Et quelle victime parfaite pour nous avoir attirés aux côtés de Dexter! Montre-moi une personne qui ne prend pas plaisir à tuer les moustiques et je te montrerai quelqu'un qui n'a pas passé beaucoup de temps sous les tropiques. Je ne suis pas très vengeur moi-même, mais j'ai passé de nombreuses nuits dans des chambres d'hôtes de Bangkok à Belize à traquer les petites chiennes, trouvant une sorte de joie à chaque nouvelle tache de sang que je laissais sur ces moisissures des murs. Contrairement à la plupart des insectes, dont l'offense est juste un sous-produit de leur propre entreprise, les moustiques viennent après nous, venant pour notre sang pendant que nous dormons dans la nuit du paludisme. Exterminer les brutes, dis-je.

Puis la musique commence. Un critique l'a décrit parfaitement comme «latin épicé dans la saveur et gothique effrayant dans la sensibilité. . . comme le thème 'Addams Family' joué par un groupe mexicain Day of the Dead. . La mélodie transmet un mélange d'avertissement et de bienvenue.

Le reste de la séquence nous emmène à travers la routine matinale de Dexter – bien que dans son cas, nous pourrions l'appeler son «rituel» du matin, en ce sens que sa contrainte obsessionnelle pour le contrôle permet très peu de variation. Il se rase (contre le grain, bien sûr); il cuisine et mâche son petit-déjeuner charnu et saignant – avec des jaunes qui coulent et des éclats de ketchup rouge vif sur l'assiette (ou est-ce Tabasco?); son jus est orange sanguin (la mise au point rapprochée donne l'impression que la pulpe est particulièrement désagréable); la soie dentaire dessinée autour de son doigt étouffe visiblement le flux sanguin, tandis que le laçage de ses bottes fait écho à l'étranglement.

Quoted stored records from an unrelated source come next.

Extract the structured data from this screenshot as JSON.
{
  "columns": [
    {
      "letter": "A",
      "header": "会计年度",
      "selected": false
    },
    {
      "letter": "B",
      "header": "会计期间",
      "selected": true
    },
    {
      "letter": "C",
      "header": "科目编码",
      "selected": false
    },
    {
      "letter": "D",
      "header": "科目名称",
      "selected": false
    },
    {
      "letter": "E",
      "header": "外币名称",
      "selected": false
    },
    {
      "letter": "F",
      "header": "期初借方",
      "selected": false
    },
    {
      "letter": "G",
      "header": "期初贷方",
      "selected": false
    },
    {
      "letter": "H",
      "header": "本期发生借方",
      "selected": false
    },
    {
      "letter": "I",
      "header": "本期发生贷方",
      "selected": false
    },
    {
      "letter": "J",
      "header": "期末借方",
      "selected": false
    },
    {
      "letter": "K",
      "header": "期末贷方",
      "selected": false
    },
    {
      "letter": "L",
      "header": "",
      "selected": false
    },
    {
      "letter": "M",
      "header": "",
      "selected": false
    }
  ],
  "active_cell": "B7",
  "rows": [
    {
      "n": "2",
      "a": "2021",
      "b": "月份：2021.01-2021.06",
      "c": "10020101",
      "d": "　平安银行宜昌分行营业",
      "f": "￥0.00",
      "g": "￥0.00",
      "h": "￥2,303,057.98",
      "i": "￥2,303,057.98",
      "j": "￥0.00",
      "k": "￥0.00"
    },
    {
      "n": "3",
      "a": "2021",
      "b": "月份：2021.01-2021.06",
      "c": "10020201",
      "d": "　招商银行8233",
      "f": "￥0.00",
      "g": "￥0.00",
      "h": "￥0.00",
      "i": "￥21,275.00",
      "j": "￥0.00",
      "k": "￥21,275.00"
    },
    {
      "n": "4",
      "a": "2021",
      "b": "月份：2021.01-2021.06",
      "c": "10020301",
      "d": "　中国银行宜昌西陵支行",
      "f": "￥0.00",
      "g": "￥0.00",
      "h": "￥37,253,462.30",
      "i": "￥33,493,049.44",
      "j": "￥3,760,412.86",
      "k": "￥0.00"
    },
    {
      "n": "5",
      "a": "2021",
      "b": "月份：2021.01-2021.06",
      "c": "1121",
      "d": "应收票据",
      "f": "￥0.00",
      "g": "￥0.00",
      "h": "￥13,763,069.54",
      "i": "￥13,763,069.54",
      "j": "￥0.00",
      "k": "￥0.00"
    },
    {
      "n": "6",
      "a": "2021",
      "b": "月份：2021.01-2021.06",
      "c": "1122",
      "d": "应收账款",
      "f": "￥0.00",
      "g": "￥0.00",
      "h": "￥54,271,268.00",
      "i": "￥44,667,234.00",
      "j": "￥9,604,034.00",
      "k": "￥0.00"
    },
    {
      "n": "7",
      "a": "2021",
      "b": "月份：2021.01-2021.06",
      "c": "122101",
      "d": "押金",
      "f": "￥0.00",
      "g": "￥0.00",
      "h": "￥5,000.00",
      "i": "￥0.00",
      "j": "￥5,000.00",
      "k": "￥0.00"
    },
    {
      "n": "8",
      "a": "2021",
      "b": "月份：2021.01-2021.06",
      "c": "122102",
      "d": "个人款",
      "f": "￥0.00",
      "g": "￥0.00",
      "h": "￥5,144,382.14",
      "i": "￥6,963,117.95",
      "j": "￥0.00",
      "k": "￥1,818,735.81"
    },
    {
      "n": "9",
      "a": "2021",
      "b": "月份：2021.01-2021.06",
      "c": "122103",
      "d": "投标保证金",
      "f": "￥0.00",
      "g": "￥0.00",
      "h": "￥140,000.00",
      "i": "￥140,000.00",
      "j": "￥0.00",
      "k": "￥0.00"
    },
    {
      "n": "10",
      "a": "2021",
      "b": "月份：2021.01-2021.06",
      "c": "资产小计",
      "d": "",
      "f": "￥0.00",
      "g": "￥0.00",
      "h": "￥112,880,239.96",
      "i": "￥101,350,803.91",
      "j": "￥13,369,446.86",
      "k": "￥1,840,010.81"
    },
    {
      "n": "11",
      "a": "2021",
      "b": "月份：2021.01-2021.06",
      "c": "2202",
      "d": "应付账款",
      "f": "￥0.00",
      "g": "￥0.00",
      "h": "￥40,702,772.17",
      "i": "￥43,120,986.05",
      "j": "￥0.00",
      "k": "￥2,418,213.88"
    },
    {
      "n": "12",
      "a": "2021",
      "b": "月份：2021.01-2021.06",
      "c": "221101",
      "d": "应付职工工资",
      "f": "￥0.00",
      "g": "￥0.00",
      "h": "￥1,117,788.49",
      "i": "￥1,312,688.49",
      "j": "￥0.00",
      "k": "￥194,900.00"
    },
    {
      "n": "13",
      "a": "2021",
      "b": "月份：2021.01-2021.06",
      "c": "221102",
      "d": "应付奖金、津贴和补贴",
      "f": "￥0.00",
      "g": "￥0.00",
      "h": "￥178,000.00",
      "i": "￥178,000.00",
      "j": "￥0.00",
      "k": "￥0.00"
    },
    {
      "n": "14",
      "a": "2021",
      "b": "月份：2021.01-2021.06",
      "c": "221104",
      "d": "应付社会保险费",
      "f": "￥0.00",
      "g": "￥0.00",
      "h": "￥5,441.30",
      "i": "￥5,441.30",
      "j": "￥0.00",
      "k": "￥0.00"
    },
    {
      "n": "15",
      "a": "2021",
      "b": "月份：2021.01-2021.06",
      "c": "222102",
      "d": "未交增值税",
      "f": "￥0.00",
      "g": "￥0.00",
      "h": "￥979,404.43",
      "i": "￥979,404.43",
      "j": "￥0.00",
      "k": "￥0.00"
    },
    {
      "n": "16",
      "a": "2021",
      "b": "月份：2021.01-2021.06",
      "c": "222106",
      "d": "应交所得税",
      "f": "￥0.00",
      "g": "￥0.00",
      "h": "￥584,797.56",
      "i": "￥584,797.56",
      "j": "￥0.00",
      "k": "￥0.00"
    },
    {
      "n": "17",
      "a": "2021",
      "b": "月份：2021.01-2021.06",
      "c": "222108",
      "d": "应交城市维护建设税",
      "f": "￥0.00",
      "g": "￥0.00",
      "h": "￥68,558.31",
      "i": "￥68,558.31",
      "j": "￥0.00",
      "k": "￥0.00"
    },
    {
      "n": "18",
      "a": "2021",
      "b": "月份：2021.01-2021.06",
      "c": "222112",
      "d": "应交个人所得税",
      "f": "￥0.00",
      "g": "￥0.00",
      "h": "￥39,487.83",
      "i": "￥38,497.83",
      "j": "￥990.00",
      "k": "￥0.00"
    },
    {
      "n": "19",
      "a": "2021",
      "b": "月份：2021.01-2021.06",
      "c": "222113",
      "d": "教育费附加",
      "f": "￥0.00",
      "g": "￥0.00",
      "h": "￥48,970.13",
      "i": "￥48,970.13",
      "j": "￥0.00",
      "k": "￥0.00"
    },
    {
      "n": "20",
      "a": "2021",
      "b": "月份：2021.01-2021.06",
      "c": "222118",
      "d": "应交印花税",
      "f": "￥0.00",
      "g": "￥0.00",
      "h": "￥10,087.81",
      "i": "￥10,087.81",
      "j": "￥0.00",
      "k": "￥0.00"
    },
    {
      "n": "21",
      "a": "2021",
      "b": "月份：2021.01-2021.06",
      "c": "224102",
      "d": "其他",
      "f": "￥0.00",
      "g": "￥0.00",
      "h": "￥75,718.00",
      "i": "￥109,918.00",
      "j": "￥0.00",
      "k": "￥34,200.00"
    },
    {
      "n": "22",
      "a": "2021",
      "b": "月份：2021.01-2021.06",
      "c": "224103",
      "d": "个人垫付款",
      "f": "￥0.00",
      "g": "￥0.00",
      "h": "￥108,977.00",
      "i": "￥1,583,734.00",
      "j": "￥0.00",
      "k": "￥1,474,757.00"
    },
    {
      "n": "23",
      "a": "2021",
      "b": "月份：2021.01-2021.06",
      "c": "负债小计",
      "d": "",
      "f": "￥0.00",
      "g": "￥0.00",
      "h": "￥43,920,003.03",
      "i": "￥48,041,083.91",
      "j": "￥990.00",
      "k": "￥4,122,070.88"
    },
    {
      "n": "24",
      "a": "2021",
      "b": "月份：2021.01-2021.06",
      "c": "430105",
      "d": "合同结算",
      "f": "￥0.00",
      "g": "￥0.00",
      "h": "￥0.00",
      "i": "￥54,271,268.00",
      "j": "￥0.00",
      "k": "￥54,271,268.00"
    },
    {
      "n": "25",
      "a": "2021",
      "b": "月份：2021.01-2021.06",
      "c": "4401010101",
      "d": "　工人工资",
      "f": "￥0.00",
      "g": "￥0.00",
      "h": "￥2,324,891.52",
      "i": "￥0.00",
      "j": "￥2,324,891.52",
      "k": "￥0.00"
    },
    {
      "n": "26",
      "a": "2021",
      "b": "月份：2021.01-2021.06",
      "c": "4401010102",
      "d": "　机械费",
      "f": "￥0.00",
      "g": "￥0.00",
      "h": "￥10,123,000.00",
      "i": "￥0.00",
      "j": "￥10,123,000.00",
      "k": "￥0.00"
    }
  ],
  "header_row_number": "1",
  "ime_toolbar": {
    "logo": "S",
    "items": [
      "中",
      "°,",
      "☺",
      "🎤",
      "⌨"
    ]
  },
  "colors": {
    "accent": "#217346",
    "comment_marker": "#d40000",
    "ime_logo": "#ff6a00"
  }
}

La séquence se termine avec Dexter qui nous regarde droit dans les yeux pendant un moment prolongé, comme si une confiance avait été partagée – un cadeau qui pourrait simplement sceller notre destin. Ensuite, le verrouillage d'une porte et un voisin nous font signe de la tête alors qu'il se dirige vers le travail.

"Dexter", le programme, et Dexter, le personnage nous invite à participer, si nous osons, à un voyage sur le fil du rasoir séparant l'exécution purificatrice de la justice morale du mal gluant qui suinte de l'abattage engourdi – et, franchement , de la représentation engourdissante de tuer.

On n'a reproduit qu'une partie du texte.